South Africa: A Vivid Example of Life Without Rule of Law
The brutal effects of Apartheid were shared by Arthur Chaskalson, former chief justice, Constitutional Court of South Africa, in his keynote address during Friday’s luncheon at the World Justice Forum. Apartheid left no area of life untouched, he said. It was institutional in lives, it marginalized citizens and it was enforced through harsh means.
The rule of law was flawed in South Africa under Apartheid, in that only whites could vote, Chaskalson said. In his nation, the government had determined that whites were the superior race and the law legitimized that determination. He noted that the laws are still unfair in many countries.
To be truly effective, Chaskalson continued, the rule of law “must be part of the legal and political culture.” Post-Apartheid South Africa brought a new constitution that signified progress, and though “I am an optimist,” there is still widespread poverty, disparity between rich and poor, and violence, acknowledged Chaskalson.
The constitution is not enough in and of itself, and there has begun to be some “looking behind” the document to study service delivery and other aspects that affect daily life. Chaskalson mentioned public health as an example, including the AIDS crisis.

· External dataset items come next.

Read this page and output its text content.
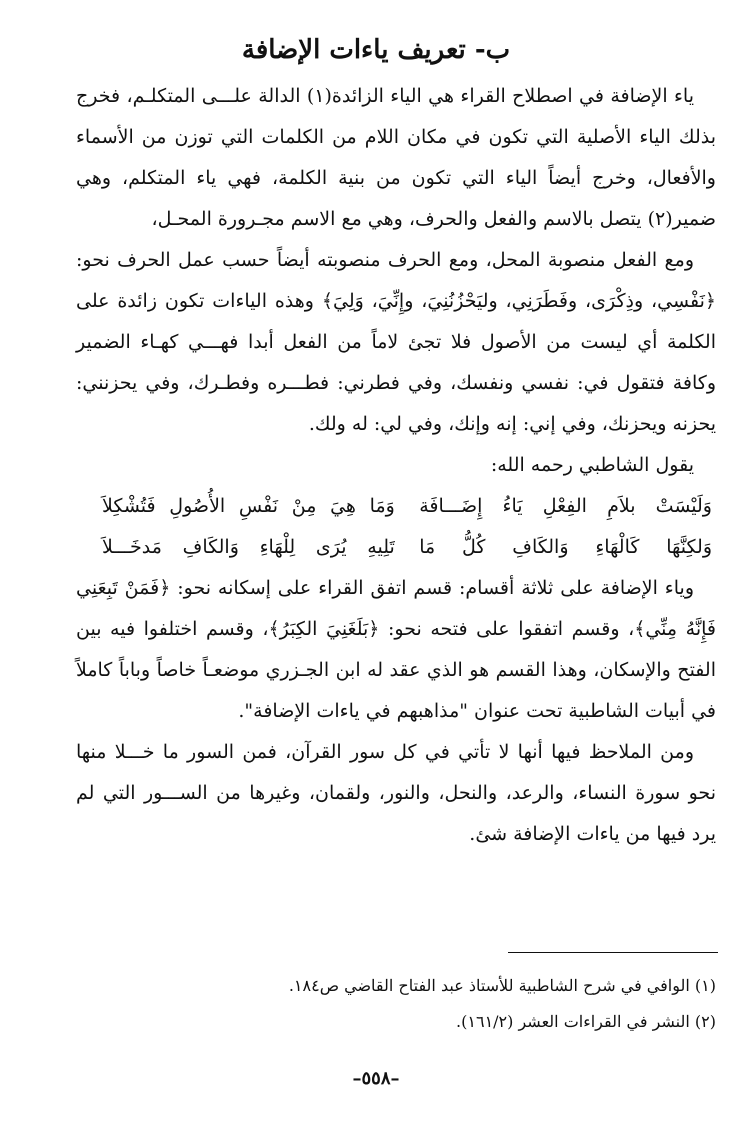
ب- تعريف ياءات الإضافة

ياء الإضافة في اصطلاح القراء هي الياء الزائدة(١) الدالة علـــى المتكلـم، فخرج بذلك الياء الأصلية التي تكون في مكان اللام من الكلمات التي توزن من الأسماء والأفعال، وخرج أيضاً الياء التي تكون من بنية الكلمة، فهي ياء المتكلم، وهي ضمير(٢) يتصل بالاسم والفعل والحرف، وهي مع الاسم مجـرورة المحـل،

ومع الفعل منصوبة المحل، ومع الحرف منصوبته أيضاً حسب عمل الحرف نحو: ﴿نَفْسِي، وذِكْرَى، وفَطَرَنِي، وليَحْزُنُنِيَ، وإِنِّيَ، وَلِيَ﴾ وهذه الياءات تكون زائدة على الكلمة أي ليست من الأصول فلا تجئ لاماً من الفعل أبدا فهـــي كهـاء الضمير وكافة فتقول في: نفسي ونفسك، وفي فطرني: فطـــره وفطـرك، وفي يحزنني: يحزنه ويحزنك، وفي إني: إنه وإنك، وفي لي: له ولك.

يقول الشاطبي رحمه الله:

وَلَيْسَتْ بلاَمِ الفِعْلِ يَاءُ إِضَـــافَة
وَمَا هِيَ مِنْ نَفْسِ الأُصُولِ فَتُشْكِلاَ
وَلكِنَّهَا كَالْهَاءِ وَالكَافِ كُلُّ مَا
تَلِيهِ يُرَى لِلْهَاءِ وَالكَافِ مَدخَـــلاَ

وياء الإضافة على ثلاثة أقسام: قسم اتفق القراء على إسكانه نحو: ﴿فَمَنْ تَبِعَنِي فَإِنَّهُ مِنِّي﴾، وقسم اتفقوا على فتحه نحو: ﴿بَلَغَنِيَ الكِبَرُ﴾، وقسم اختلفوا فيه بين الفتح والإسكان، وهذا القسم هو الذي عقد له ابن الجـزري موضعـاً خاصاً وباباً كاملاً في أبيات الشاطبية تحت عنوان "مذاهبهم في ياءات الإضافة".

ومن الملاحظ فيها أنها لا تأتي في كل سور القرآن، فمن السور ما خـــلا منها نحو سورة النساء، والرعد، والنحل، والنور، ولقمان، وغيرها من الســـور التي لم يرد فيها من ياءات الإضافة شئ.

(١) الوافي في شرح الشاطبية للأستاذ عبد الفتاح القاضي ص١٨٤.

(٢) النشر في القراءات العشر (١٦١/٢).

–٥٥٨–
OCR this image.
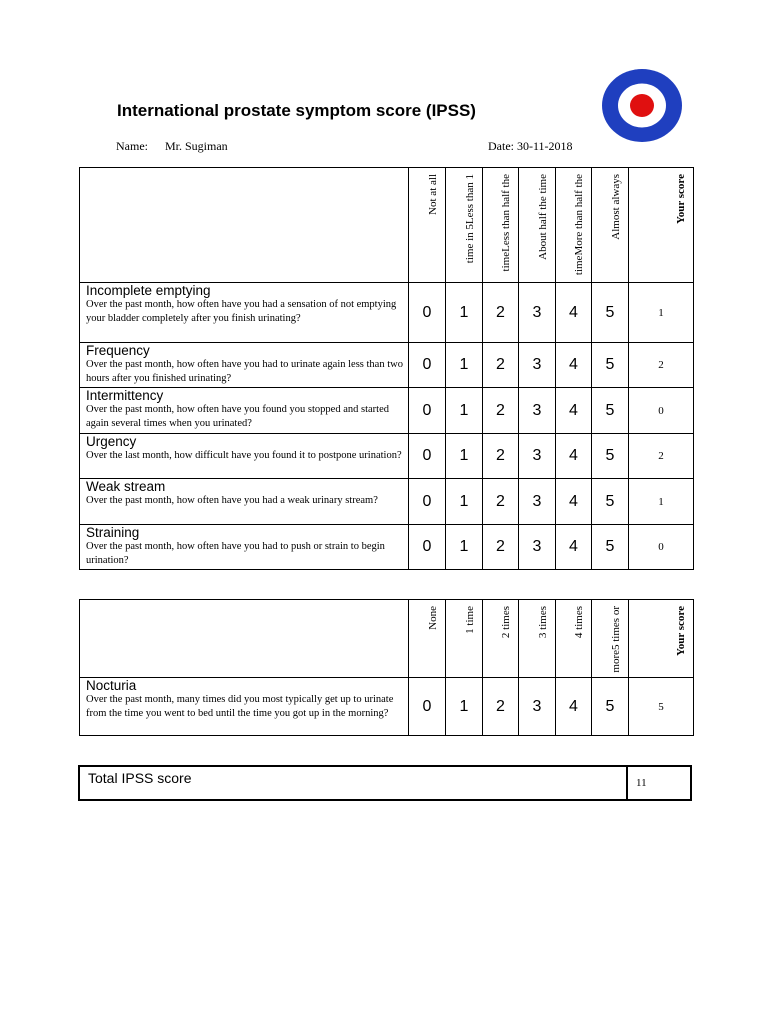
International prostate symptom score (IPSS)
Name: Mr. Sugiman	Date: 30-11-2018

	Not at all	time in 5Less than 1	timeLess than half the	About half the time	timeMore than half the	Almost always	Your score

Incomplete emptying
Over the past month, how often have you had a sensation of not emptying your bladder completely after you finish urinating?	0	1	2	3	4	5	1

Frequency
Over the past month, how often have you had to urinate again less than two hours after you finished urinating?	0	1	2	3	4	5	2

Intermittency
Over the past month, how often have you found you stopped and started again several times when you urinated?	0	1	2	3	4	5	0

Urgency
Over the last month, how difficult have you found it to postpone urination?	0	1	2	3	4	5	2

Weak stream
Over the past month, how often have you had a weak urinary stream?	0	1	2	3	4	5	1

Straining
Over the past month, how often have you had to push or strain to begin urination?	0	1	2	3	4	5	0

	None	1 time	2 times	3 times	4 times	more5 times or	Your score

Nocturia
Over the past month, many times did you most typically get up to urinate from the time you went to bed until the time you got up in the morning?	0	1	2	3	4	5	5
Total IPSS score	11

“If we believe in the dignity of everyone, we must work to create an environment in which is it allowed to occur,” and be fostered, stressed the Chief Justice.
Chaskalson’s address was followed by a lively conversation that included the keynoter, as well as U.S. Supreme Court Justice Ruth Bader Ginsburg and William H. Taft IV, Warren Christopher professor of practice of international law and diplomacy at Stanford University.